2. The points \( A(2,3), B(1,8), C(6,11) \) and \( D(3,6) \) are the vertices of a quadrilateral. a. Find the gradients of \( A B \) and \( D C \). What does this tell you about the lines \( A B \) and \( D C \) ? b. Find the equation of the diagonal joining \( B \) to \( D \). c. The diagonal \( A C \) has the equation \( y=x+5 \). Find the point of intersection of the two diagonals \( A C \) and \( B D \). d. Find the midpoint of \( A C \) and compare this point with the point of intersection of the diagonals \( A C \) and \( B D \).

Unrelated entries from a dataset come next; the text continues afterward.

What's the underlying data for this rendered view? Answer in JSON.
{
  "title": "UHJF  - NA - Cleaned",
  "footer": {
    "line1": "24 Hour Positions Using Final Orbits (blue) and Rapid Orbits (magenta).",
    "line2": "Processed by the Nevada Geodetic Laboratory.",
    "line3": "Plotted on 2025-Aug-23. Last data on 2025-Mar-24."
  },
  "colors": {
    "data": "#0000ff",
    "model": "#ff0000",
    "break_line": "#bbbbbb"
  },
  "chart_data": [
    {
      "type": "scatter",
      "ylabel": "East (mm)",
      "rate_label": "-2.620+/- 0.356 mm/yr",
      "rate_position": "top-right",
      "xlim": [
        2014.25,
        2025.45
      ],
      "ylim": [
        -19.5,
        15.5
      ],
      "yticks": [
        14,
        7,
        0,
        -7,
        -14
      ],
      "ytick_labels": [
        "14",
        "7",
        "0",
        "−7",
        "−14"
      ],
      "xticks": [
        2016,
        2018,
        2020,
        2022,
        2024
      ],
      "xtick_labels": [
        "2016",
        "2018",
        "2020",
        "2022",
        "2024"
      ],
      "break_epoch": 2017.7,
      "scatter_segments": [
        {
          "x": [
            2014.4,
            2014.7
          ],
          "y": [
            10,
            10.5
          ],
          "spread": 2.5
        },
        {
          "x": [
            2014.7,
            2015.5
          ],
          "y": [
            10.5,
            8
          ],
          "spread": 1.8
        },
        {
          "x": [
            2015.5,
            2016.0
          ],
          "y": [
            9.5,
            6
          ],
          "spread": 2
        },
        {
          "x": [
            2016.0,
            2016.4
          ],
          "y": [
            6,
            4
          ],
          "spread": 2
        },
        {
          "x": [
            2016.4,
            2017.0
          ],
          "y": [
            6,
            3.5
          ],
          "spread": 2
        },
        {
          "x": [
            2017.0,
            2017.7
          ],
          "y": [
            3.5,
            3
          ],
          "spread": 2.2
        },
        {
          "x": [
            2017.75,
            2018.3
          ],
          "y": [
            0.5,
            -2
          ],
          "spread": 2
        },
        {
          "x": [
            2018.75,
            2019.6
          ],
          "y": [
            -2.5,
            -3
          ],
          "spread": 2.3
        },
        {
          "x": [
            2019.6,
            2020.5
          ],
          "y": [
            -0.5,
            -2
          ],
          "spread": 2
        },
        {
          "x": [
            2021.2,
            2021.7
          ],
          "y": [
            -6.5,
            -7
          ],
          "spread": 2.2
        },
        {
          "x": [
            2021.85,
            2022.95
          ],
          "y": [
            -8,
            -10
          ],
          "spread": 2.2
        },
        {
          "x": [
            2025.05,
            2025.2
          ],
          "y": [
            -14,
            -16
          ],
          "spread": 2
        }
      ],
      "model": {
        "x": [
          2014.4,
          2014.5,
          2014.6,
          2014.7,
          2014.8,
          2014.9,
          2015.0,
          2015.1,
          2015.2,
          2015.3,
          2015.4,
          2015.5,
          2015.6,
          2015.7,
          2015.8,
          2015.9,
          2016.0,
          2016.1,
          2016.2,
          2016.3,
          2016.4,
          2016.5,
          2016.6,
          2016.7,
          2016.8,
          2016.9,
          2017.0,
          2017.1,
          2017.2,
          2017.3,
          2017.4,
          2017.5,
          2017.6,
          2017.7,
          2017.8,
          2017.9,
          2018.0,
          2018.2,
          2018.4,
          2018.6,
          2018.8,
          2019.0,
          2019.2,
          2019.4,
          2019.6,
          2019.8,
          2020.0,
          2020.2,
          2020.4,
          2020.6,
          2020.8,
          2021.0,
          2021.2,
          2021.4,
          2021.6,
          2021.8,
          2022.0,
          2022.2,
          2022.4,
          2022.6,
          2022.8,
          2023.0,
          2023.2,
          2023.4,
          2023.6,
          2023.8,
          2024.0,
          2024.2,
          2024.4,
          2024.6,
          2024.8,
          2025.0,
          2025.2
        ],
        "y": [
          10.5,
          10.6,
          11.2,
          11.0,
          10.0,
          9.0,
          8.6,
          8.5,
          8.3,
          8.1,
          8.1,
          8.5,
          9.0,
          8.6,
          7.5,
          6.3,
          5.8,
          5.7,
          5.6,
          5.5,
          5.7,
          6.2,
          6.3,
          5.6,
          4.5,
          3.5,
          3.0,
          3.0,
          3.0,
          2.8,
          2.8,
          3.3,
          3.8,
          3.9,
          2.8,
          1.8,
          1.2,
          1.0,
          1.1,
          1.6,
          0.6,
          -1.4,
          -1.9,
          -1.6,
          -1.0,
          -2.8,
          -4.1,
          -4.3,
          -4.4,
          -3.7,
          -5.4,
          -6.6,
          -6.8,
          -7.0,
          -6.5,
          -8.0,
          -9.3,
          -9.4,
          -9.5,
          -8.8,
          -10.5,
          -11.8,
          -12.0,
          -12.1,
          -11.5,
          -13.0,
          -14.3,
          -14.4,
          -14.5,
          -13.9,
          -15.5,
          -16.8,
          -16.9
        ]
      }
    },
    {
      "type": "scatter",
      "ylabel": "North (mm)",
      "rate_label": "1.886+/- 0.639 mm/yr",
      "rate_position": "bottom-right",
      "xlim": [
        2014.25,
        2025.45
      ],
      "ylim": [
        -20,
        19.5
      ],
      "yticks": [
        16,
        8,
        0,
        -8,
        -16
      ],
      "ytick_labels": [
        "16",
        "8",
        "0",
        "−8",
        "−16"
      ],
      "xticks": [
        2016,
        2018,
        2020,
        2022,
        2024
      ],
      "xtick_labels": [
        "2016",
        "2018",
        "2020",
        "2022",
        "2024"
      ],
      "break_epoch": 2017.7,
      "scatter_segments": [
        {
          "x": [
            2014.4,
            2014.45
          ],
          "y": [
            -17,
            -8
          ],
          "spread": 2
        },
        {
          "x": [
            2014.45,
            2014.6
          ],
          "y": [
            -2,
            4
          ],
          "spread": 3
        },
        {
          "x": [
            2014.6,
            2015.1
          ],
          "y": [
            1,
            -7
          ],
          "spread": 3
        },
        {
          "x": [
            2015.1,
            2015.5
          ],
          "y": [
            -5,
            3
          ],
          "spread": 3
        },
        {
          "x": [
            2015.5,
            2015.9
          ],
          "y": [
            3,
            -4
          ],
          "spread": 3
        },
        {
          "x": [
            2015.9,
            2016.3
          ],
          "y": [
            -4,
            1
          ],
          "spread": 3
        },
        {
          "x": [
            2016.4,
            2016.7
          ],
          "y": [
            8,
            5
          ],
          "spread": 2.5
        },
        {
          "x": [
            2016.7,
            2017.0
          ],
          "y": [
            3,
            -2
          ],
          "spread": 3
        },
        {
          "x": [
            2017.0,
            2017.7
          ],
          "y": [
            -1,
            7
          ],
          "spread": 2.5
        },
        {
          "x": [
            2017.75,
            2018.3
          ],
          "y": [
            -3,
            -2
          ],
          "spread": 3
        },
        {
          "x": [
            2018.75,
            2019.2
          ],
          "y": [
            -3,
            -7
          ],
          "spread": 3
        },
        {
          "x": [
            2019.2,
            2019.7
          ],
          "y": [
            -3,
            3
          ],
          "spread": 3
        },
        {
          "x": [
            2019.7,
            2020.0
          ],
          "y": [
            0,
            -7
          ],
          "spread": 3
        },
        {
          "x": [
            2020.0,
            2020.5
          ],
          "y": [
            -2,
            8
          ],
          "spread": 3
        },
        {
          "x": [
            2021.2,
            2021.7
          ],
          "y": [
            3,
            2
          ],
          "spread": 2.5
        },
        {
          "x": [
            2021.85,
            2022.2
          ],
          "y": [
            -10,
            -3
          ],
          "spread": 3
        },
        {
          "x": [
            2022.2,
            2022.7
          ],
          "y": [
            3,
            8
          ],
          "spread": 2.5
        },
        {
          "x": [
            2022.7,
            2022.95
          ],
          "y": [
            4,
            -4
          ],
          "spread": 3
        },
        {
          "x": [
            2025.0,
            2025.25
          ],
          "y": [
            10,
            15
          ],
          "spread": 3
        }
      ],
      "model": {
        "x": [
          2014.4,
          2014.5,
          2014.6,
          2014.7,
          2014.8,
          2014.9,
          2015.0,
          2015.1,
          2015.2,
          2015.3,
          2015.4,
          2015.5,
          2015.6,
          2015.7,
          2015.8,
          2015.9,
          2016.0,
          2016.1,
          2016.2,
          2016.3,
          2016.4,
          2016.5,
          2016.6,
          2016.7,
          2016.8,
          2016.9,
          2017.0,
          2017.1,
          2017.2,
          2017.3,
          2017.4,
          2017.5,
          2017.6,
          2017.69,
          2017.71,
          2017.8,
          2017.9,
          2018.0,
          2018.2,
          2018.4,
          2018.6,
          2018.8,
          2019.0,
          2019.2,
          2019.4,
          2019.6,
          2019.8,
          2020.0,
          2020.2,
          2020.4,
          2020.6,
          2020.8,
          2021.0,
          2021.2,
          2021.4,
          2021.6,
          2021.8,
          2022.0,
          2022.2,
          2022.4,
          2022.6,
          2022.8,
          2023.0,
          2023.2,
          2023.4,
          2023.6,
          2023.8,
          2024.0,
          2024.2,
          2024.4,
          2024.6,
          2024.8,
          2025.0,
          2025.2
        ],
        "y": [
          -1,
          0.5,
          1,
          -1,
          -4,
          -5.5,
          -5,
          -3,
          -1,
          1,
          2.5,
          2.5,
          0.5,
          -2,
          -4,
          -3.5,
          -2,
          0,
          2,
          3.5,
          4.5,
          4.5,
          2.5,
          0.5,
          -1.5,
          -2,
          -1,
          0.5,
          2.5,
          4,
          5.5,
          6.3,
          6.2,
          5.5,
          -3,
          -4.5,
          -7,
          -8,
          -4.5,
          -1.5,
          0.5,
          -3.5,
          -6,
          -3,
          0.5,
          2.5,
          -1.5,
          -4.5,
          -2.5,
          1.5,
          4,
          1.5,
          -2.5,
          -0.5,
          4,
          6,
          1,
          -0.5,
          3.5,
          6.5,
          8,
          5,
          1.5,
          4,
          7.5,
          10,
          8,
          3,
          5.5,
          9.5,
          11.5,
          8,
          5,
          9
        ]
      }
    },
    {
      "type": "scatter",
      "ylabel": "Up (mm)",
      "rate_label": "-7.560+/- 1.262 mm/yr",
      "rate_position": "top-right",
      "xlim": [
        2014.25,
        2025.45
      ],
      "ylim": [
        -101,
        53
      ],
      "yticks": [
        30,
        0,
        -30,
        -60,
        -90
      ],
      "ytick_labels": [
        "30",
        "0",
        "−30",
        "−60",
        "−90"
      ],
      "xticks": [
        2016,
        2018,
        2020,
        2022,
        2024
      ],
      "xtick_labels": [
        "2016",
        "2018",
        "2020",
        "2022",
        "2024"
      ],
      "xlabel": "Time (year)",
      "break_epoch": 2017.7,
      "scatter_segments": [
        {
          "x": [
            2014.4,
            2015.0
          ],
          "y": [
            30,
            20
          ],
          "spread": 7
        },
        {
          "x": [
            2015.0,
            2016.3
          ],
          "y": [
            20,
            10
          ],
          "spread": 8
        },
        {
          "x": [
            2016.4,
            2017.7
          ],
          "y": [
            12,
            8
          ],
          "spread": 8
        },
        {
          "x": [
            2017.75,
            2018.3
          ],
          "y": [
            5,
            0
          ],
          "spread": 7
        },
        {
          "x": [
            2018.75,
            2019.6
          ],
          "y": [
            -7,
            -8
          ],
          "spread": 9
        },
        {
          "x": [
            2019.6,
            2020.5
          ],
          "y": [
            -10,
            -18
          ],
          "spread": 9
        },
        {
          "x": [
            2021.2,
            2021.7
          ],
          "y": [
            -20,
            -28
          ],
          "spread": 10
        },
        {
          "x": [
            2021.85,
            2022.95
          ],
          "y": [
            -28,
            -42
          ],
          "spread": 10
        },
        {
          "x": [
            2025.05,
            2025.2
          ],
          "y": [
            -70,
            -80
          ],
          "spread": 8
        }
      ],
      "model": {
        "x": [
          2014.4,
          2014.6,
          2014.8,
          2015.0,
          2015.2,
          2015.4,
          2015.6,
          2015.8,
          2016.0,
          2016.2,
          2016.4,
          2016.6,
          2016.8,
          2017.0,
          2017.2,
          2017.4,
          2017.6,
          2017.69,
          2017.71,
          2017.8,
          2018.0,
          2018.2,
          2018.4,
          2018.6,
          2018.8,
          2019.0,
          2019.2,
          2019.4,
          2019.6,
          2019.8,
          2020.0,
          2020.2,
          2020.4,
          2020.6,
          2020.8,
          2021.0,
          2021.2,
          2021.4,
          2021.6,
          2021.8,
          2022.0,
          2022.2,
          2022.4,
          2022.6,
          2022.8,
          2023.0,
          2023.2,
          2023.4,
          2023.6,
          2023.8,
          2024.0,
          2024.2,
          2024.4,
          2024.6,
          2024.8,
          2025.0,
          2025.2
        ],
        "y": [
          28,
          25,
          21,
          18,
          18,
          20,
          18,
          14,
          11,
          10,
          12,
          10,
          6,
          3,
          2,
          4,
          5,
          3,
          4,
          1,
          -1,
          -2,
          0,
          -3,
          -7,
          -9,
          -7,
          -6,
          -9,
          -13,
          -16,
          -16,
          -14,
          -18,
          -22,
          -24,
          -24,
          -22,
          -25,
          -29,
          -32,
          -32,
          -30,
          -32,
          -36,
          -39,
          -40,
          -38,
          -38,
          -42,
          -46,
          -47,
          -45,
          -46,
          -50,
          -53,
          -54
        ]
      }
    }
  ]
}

To start with the gradients: a. The gradient of line \( AB \) is calculated as \( m_{AB} = \frac{y_2 - y_1}{x_2 - x_1} = \frac{8 - 3}{1 - 2} = \frac{5}{-1} = -5\). For line \( DC \), the gradient is \( m_{DC} = \frac{11 - 6}{6 - 3} = \frac{5}{3} \). Since the gradients \( -5 \) and \( \frac{5}{3} \) are not equal, it tells us that lines \( AB \) and \( DC \) are not parallel. b. To find the equation of diagonal \( BD \), we first find the gradient: \( m_{BD} = \frac{6 - 8}{3 - 1} = \frac{-2}{2} = -1 \). Using point-slope form \( y - y_1 = m(x - x_1) \), we can use point \( B(1,8) \): \[ y - 8 = -1(x - 1) \] This simplifies to \( y = -x + 9 \). c. The equation of diagonal \( AC \) is \( y = x + 5 \). To find the intersection with \( BD \), set the equations equal to each other: \[ -x + 9 = x + 5 \] Solving gives \( 2x = 4 \) or \( x = 2 \). Plugging this back into \( y = x + 5 \) yields \( y = 7 \). So, the intersection point is \( (2, 7) \). d. The midpoint \( M \) of diagonal \( AC \) is found using the midpoint formula: \[ M = \left( \frac{x_1 + x_2}{2}, \frac{y_1 + y_2}{2} \right) = \left( \frac{2 + 6}{2}, \frac{3 + 11}{2} \right) = (4, 7) \]. Comparing this with the intersection point \( (2, 7) \), we can see that while they share the same \( y \)-coordinate, they differ in the \( x \)-coordinate, making them distinct points on the plane.